The work of the STRATA consortium was divided into four main parts:

  1. In our ‘Phase 1’ clinical study, we studied genetic and neurochemical differences between people with treatment resistant versus treatment responsive schizophrenia. The findings of this research have been submitted for publication and will be shown here when the research is published in a peer reviewed journal.  
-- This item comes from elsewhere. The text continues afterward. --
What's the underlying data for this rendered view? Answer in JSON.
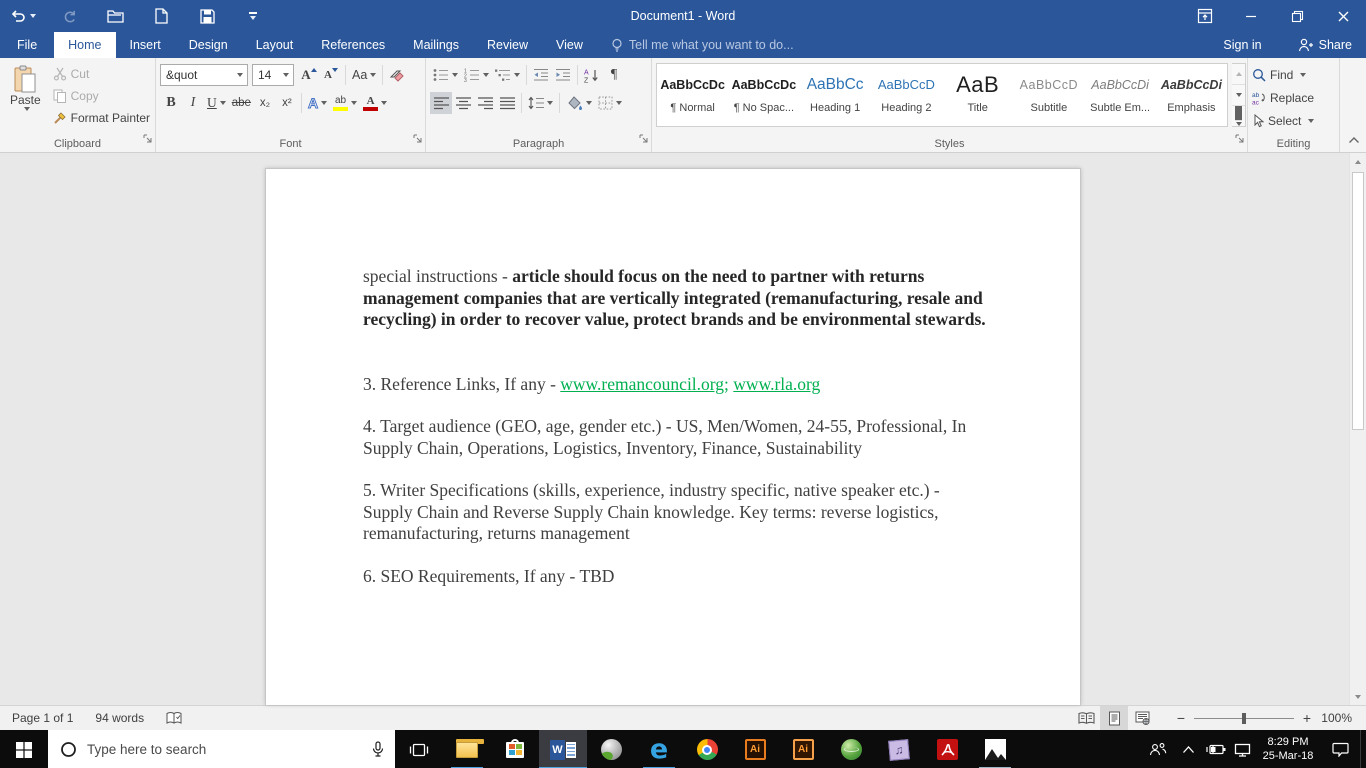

  2. In ‘Phase 2’, we conducted a longitudinal study to investigate dynamic changes in GLU in patients starting antipsychotics early in the illness course, since this is when prediction will be at its most useful and when critical treatment decisions need to be made to shorten the delay to effective treatment.   
  3. In the ‘STRATA-G’ project, we studied the genetics of treatment response using samples collated from collaborators around Europe. 
  4. In collaboration with H Lundbeck, we developed predictive models for TRS, using clinical and demographic data from electronic health records.  

Data collection was completed in December 2019 and the results will be published over the next one to two years.